I love it. Back in the day we didn’t have high-quality televisions like we do now. The best movies I had at the time were “The Fox and the Hound” and “101 Dalmatians.” I love that a “Cars”-type movie or a “Turbo”-type movie or a “Shrek”-type movie looks so lifelike. It adds so much to the movie. Don’t get me wrong, I still like cartoon animations, but I definitely think this is what people want to see right now.
What cartoons or TV shows did you grow up watching?
Let’s see, “Dukes of Hazzard,” “Knight Rider” “A-Team,” and “Three’s Company. Those were the shows I watched.
Big John Ritter fan, huh?
Oh, man, he was the best. He was funny and very physical with his comedy. He was really good at slapstick and falling.
I think he’s one of the very few recent comedians that did slapstick right. He wasn’t just some fat dude falling over something for a cheap laugh.
I could not pull that off successfully. Well, maybe I could do it once. (Laughs)
I know your first love is still stand-up comedy, but have you started to keep your options open when film opportunities come up?
If it’s something like “Planes,” definitely. But for the most part, I’m not trying to chase a film career. If a great opportunity presents itself, I’ll go for it, but my love and my passion is stand-up. I don’t want to be one of those guys that just uses stand-up as a stepping stone. My goal was always to be a stand-up comedian. All the other stuff is frosting on the cake.
I heard you were going to start working with NUVOtv.
Yeah, there’s a potential project in the works right now – in animation as a matter of fact. We’re doing a pilot, that’s for sure. It’s an animated series called “Hey, it’s Fluffy.” It’s basically me as a kid.
The first thing I thought of when you mentioned the cartoon was Louie Anderson’s cartoon “Louie,” which I always thought was underrated.
That’s funny. I just had a conversation about that a few minutes ago. Yeah, [“Hey, it’s Fluffy” is] in that vein. It’s my voice. I’m not changing it up. It’s me surrounded by my friends and what life was like as a kid.
What was Gabriel Iglesias like as a kid in comparison to as an adult now?

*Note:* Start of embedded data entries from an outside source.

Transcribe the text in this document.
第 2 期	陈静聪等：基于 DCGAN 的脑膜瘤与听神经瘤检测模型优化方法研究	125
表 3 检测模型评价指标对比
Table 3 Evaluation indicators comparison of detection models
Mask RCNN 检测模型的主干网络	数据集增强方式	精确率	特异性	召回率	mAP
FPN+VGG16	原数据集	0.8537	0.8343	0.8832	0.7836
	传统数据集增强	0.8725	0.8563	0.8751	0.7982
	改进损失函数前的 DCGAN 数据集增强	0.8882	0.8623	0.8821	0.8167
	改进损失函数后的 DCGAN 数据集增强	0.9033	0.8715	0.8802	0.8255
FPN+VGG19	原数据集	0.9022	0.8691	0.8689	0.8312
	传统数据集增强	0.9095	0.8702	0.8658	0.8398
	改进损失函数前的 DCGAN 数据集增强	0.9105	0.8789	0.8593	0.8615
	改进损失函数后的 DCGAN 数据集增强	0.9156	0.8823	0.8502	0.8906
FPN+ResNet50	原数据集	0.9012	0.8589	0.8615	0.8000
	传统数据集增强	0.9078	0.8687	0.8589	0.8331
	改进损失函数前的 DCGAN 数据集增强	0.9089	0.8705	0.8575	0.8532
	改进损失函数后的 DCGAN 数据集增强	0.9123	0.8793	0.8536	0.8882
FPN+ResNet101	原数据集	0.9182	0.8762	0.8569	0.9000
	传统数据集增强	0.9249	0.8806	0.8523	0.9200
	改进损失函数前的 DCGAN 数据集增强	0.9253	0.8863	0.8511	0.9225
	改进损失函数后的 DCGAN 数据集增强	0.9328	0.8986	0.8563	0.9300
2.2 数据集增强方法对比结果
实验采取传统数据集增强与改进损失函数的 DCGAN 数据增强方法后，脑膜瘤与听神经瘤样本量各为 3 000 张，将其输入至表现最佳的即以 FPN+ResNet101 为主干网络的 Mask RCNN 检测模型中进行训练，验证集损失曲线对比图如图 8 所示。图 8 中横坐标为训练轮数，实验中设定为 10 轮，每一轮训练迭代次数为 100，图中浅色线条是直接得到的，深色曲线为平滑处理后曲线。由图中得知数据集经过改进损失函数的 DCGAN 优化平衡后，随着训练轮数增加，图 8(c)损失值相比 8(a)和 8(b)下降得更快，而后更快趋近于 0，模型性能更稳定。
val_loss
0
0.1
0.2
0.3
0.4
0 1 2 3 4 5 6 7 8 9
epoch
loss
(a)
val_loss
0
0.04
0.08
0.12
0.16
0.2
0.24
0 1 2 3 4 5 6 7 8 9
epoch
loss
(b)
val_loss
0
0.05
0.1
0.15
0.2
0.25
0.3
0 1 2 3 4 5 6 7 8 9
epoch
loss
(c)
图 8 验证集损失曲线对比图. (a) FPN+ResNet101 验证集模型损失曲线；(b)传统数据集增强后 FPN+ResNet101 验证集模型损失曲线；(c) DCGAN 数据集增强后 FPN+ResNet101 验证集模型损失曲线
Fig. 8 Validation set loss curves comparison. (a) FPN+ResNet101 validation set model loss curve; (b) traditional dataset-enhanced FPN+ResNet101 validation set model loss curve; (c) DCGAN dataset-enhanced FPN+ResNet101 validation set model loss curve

Not a whole lot of difference, bro. I got a little more grey hairs now. (Laughs) But, actually, I was pretty quiet as a kid. I definitely talk a lot more as an adult. I listened a lot more when I was a kid. Everybody was always telling me to be quiet, so that was my childhood. I was real chill, but as soon as the curtains opened up, I was on. The first time I got on stage, I was 10 years old.

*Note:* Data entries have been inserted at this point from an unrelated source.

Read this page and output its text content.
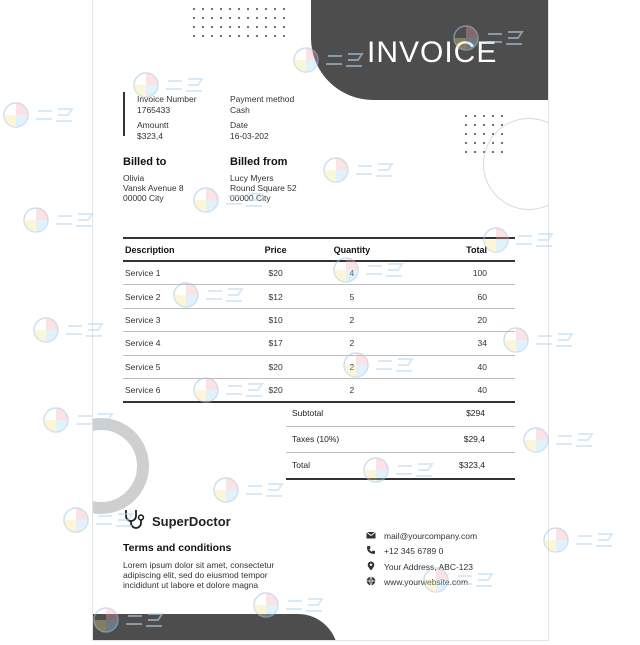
INVOICE
Invoice Number
1765433
Amountt
$323,4
Payment method
Cash
Date
16-03-202
Billed to
Olivia
Vansk Avenue 8
00000 City
Billed from
Lucy Myers
Round Square 52
00000 City
Description	Price	Quantity	Total
Service 1	$20	4	100
Service 2	$12	5	60
Service 3	$10	2	20
Service 4	$17	2	34
Service 5	$20	2	40
Service 6	$20	2	40
Subtotal	$294
Taxes (10%)	$29,4
Total	$323,4
SuperDoctor
Terms and conditions
Lorem ipsum dolor sit amet, consectetur adipiscing elit, sed do eiusmod tempor incididunt ut labore et dolore magna
mail@yourcompany.com
+12 345 6789 0
Your Address, ABC-123
www.yourwebsite.com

I would’ve guessed you were the class clown.
Nah, I was never that guy. There are some guys that are always on and never turn it off, but I need a break. I need to use the restroom, check my Twitter. I can’t be trying to entertain everybody all the time.
When was the first time you realized you could make someone laugh?
Probably when I was 9 or 10 years old. The first time I got a laugh on stage, it threw me off. I was a big fan – and still am – of impressionist Rich Little. When he would do some of his stuff, people would applaud. In my head I thought that’s what they were supposed to do. When they started laughing it was like, “Whoa, wait a minute!” But once I got the second and third laugh I was like, “OK, this is working!”
Now that you’re in “Planes,” are you going to try to get some kind of cross promotion deals with an airline and fly around for free for the rest of your life? I hear stand-up comedians travel a whole lot.
Man, if I could, that would be great. I fly so much! I fly SO much! I’m at an airport right now! That’s funny to me that we’re doing this interview and I’m at an airport. (Laughs) I’m in an airport at least 300 hours a year.
What’s the longest layover you’ve had?
About nine hours!
Oh, man. You’re like the Edward Snowden of stand-up comedians.
Yeah, like Tom Hanks in “The Terminal!”
What do you think Snowden does all day long in the airport?
I don’t know. You can only go to the gift shop and restroom so many times.